Minimum acceleration needed for box to not fall from accelerating cart

[hkor]

Homework Statement

You place a 2kg box against the side of a cart. Nothing is used to stick the box to the cart which accelerates to the right. The coefficient of static friction is 0.6.

Find the minimum acceleration of the cart needed so that the box does not fall

Homework Equations

F=m.us
F=ma

The Attempt at a Solution

Im having trouble understanding the concepts behind this question. Maybe because we are using the static force of friction when the object is moving and not stationary.
Does the box remain on the cart when the friction force is equal to the acceleration?
what if the force is greater than fs?
or what if it is less?. Obviously I know that it will fall. but why? because shouldn't the box be stationary if fs>F

Any help or explanation would be great
Cheers :)

 

[hkor]

attempt at answering the question

Actually I do understand, now that i think about it.
So when the acceleration is greater than or equal to the static force we know that the box will stick to the cart.?
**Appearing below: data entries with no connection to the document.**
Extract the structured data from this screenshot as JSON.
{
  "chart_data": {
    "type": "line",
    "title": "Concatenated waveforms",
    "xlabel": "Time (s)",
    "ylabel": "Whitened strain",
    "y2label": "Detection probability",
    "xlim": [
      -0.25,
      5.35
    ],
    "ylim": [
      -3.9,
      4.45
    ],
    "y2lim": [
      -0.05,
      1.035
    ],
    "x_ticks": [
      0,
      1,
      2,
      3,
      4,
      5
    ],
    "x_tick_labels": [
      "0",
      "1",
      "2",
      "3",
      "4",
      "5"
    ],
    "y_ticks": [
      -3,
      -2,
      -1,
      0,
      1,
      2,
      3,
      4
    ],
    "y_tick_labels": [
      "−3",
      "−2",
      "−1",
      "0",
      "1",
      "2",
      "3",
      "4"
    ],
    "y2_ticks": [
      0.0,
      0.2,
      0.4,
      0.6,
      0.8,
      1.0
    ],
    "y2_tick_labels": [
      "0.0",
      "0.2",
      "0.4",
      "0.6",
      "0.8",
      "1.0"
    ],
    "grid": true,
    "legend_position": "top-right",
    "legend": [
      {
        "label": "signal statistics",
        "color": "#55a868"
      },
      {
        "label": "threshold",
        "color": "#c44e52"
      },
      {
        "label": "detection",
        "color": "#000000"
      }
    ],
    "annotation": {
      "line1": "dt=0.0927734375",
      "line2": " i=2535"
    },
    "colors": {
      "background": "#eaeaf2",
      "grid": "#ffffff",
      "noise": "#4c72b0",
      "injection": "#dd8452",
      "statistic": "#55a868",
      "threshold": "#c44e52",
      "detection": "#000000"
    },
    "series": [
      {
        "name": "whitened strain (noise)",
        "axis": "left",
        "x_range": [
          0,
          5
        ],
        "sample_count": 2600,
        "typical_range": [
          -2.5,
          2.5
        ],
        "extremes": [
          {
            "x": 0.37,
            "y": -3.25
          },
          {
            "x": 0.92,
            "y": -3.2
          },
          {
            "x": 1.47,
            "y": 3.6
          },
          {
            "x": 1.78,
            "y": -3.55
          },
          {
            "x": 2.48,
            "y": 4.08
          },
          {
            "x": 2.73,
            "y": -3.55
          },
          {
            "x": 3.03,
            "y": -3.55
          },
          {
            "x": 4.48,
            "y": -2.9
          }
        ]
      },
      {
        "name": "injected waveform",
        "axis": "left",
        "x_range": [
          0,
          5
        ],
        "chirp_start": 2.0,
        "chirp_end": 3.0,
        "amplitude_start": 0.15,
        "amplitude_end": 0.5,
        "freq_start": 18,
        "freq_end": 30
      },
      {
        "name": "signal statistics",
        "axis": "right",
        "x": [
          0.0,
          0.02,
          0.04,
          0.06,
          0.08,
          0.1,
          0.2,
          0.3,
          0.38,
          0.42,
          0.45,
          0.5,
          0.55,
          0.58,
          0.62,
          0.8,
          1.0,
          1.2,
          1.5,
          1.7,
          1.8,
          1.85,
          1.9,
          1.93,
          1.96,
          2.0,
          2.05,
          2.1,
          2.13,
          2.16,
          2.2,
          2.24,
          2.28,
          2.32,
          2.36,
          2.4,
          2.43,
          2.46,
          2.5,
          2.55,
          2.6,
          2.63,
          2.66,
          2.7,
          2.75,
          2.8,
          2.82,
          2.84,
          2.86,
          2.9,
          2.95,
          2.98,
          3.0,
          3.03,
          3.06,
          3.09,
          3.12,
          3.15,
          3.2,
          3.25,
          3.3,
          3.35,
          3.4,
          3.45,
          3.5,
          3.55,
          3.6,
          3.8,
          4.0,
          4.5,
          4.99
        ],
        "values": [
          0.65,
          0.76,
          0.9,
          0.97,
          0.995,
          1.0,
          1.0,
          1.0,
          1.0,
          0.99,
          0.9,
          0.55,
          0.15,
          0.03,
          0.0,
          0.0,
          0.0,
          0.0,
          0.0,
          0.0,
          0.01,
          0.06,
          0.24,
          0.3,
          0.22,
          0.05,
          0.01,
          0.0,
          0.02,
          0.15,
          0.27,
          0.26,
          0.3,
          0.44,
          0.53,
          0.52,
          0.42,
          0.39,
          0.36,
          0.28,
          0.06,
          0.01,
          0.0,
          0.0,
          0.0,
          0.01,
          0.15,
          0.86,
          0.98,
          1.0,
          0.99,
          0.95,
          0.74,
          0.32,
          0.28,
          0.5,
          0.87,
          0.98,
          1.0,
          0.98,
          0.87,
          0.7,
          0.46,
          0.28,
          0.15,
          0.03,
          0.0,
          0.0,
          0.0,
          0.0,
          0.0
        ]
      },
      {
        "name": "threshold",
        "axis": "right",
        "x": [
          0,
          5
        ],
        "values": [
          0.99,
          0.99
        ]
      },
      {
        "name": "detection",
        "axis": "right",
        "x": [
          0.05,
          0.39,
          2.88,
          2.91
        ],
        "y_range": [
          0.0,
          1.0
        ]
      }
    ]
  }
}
So this is what I've come up with..
F(y)=n-mg=0
therefore n-mg
mg=(2.5x9.8) =24.5

F to the right= f(s)
ma=us.n(=mg)
a=(0.06x24.5)/(2)
=5.88m/s/s?

Please correct me if I am wrong

 

[PhanthomJay]

Actually I do understand, now that i think about it.
So when the acceleration is greater than or equal to the static force we know that the box will stick to the cart.?

So this is what I've come up with..
F(y)=n-mg=0
therefore n-mg
mg=(2.5x9.8) =24.5

F to the right= f(s)
ma=us.n(=mg)
a=(0.06x24.5)/(2)
=5.88m/s/s?

Please correct me if I am wrong

Is it 2 kg or 2.5 kg for the mass?

The problem is not clearly worded: the box is placed on the front of the cart.

So when the acceleration is greater than or equal to the static force we know that the box will stick to the cart.?

acceleration and force are not the same

So this is what I've come up with..
F(y)=n-mg=0

the normal force does not act in the y direction.
I think you mean m = 2 kg

F to the right= f(s)
ma=us.n(=mg)
a=(0.06x24.5)/(2)
=5.88m/s/s?

the force on the block to the right is not the friction force. The friction force acts down. What force on the box acts right?

 

[hkor]

Sorry for the confusion the mass of the box is 2 kg and the box is in front of the cart :)

the force on the block to the right is not the friction force. The friction force acts down. What force on the box acts right?

I guess I still don't really understand the concept.
If the static friction of the box is acting downwards then why is it dependent on the force to the right whether the box stays stuck to the cart?

So:
F(x)=n-mg=Fs?

F(y) to the right
F=ma

 

[PhanthomJay]

Oh no you must look in the vertical y direction and horizontal x direction separately. Look at the box using a free body diagram. In the vertical direction, the weight of the box acts down, but it does not move down as noted in the problem. So another force must acting up . What is that force and how much is it?

 

[hkor]

So the friction force is acting upwards and the weight force is acting down?

therefore
(2kg)(9.8N) = Fs

Is the normal going in the horizontal direction?

 

[PhanthomJay]

So the friction force is acting upwards and the weight force is acting down?

therefore
(2kg)(9.8N) = Fs

yes correct

Is the normal going in the horizontal direction?

yes. Normal forces act perpendicular to the surfaces in contact.

 

[hkor]

ok so if F(s)= mg
F(s) =(2)(9.8) = 19.6N
Fs= 0.6xn
n= 19.6/0.6
n= 32.67

In order for the box to stick to the cart the force going in the positive x direction must be equal to or greater than the normal working in the -x direction?

F=n=ma

32.67=(2)(a)
a=16.335m/s/s?

 

[PhanthomJay]

Looks good!
Edit: Oh wait you said -x direction? Normal force is in +x direction to right. There are no other forces in the horizontal direction.